Благовещенский, проверив всех по списку, сам отправился доложить командующему. Мы все замерли в молчании. Из коридора донесся звук твердых шагов, звон шпор. Дверь распахнулась. Мы вскочили, защелкав каблуками сапог.
- Здравствуйте, товарищи краскомы! - четко произнес Фрунзе спокойным голосом.
- Здрас-с! - грохнули мы единым духом, после чего продолжали стоять навытяжку. Михаил Васильевич, позванивая шпорами на высоких сапогах, прошел и сел за стол Благовещенского, который следовал за ним с папкой в руках. Фрунзе был без шапки, густые темные волосы зачесаны назад. Лицо загорелое, с румянцем, каштановые усы и борода. Одет в защитную куртку с малиновыми разворотами и нарукавными нашивками, синие галифе. Среднего роста, плотный, неторопливый в движениях. Усевшись за стол, он левой рукой провел по усам и четко, спокойно проговорил:
- Вольно, товарищи! Садитесь, разговор у нас долгий.
Мы сели, Благовещенский тоже, по правую руку от Фрунзе. Командующий снова встал:
- Обстановка на фронтах республики, я уверен, вам известна. Каково положение здесь, в Туркестане? - он подошел к стене, отодвинул занавеску, за которой оказалась карта. - Вот наш фронт. В Семиречье - белоказаки, Анненков. Закаспийская область освобождена еще в феврале. В Хиве революция победила, обстановка стабилизируется. Осталась Бухара. Потенциальный источник серьезных конфликтов, прибежище для битых белогвардейцев, гнездо антантовской агентуры. В Фергане басмаческие шайки снабжаются оружием, инструкторами и деньгами из Бухары…
Потом он говорил о деспотическом режиме эмира, о разорений трудящихся, их остром недовольстве. Уже создана Коммунистическая партия Бухары. Каждый день из эмирата бегут в Советский Туркестан люди - крестьяне, ремесленники, даже солдаты. Всенародное восстание в Бухаре назревает…

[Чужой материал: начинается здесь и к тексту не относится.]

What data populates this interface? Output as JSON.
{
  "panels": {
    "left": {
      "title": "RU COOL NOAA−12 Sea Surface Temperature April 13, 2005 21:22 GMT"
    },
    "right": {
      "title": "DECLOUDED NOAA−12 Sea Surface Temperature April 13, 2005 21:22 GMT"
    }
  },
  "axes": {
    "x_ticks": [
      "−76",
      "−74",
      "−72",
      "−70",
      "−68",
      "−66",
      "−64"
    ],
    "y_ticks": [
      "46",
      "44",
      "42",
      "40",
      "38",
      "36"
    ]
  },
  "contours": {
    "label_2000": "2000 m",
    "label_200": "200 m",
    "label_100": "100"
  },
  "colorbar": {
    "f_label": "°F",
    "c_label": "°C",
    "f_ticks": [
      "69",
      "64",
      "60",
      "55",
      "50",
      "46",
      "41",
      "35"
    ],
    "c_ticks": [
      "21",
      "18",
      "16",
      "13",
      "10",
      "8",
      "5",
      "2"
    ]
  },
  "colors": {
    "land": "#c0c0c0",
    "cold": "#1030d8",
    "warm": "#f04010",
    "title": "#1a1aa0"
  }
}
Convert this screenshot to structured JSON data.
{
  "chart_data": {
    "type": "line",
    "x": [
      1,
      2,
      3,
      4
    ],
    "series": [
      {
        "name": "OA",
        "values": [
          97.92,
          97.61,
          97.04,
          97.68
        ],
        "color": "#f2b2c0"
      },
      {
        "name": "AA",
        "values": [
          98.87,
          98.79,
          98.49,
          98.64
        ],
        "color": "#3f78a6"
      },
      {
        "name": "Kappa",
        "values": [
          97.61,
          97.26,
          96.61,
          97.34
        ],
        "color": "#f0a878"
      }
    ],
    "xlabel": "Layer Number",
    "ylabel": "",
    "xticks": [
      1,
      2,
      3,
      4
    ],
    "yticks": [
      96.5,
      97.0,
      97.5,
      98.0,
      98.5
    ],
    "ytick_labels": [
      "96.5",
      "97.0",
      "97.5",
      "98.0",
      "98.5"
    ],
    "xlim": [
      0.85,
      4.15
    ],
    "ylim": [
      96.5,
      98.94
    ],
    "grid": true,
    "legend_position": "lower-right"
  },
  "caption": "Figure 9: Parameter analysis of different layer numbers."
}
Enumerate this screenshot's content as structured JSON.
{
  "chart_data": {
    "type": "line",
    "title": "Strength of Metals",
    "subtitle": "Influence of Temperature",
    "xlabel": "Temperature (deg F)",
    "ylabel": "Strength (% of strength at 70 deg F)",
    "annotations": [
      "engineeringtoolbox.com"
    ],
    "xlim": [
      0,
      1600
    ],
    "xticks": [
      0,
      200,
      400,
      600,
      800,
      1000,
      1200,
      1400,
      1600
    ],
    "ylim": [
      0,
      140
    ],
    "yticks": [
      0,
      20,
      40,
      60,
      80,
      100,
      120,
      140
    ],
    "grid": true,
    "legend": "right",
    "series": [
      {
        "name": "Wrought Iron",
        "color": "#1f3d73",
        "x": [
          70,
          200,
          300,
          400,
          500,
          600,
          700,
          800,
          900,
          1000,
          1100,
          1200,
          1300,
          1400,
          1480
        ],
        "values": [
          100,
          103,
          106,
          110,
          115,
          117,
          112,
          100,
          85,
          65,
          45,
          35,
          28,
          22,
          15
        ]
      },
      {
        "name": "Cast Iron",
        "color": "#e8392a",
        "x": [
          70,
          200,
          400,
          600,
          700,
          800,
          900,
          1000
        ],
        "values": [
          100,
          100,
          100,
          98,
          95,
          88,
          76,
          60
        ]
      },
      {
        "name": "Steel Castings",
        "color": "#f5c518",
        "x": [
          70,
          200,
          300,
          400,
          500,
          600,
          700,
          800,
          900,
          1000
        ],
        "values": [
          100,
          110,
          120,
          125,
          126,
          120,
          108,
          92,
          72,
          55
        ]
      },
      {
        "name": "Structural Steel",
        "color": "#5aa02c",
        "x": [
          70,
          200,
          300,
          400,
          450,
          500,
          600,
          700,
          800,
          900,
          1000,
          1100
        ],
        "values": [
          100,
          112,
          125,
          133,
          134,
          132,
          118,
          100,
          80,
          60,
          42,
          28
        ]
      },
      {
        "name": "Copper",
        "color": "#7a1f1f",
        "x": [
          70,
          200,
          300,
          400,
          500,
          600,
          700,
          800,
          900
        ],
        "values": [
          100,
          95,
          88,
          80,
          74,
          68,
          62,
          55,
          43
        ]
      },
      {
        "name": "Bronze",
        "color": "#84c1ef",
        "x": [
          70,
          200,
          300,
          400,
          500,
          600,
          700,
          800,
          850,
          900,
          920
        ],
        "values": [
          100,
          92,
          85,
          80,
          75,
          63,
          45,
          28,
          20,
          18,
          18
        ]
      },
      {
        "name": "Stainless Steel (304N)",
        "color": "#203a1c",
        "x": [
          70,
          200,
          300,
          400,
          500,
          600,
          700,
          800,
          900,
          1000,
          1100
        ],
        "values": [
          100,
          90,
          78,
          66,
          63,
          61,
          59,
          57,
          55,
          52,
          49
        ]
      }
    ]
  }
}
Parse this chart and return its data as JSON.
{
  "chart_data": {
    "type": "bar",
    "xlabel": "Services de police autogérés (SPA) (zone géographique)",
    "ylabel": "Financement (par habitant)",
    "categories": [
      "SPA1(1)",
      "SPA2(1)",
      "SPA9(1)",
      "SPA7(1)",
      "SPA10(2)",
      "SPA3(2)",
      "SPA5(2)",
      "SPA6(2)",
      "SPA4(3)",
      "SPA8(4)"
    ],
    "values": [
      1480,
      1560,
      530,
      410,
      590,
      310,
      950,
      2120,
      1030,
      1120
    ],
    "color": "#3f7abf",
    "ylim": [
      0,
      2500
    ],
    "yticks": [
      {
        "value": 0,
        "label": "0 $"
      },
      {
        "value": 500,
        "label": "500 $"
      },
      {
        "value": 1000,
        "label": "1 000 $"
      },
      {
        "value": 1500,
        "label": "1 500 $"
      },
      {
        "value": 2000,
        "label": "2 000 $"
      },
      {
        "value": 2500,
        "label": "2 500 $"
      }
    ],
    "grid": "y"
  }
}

- Реввоенсовет фронта, - сказал Фрунзе, - решил образовать из представителей местных национальностей части, готовые выступить на поддержку бухарским трудящимся. В Самарканде формируется Первый Восточный мусульманский добровольческий полк, стрелковый, трехбатальонного состава с пулеметами. Комполка - Баржанов, он прекрасно зарекомендовал себя в Керки, во время осады белыми. Баржанов с группой командиров уже выехал в Самарканд. Сейчас начальник строевого отдела зачитает приказ о назначениях на должности. Прошу, товарищ Благовещенский.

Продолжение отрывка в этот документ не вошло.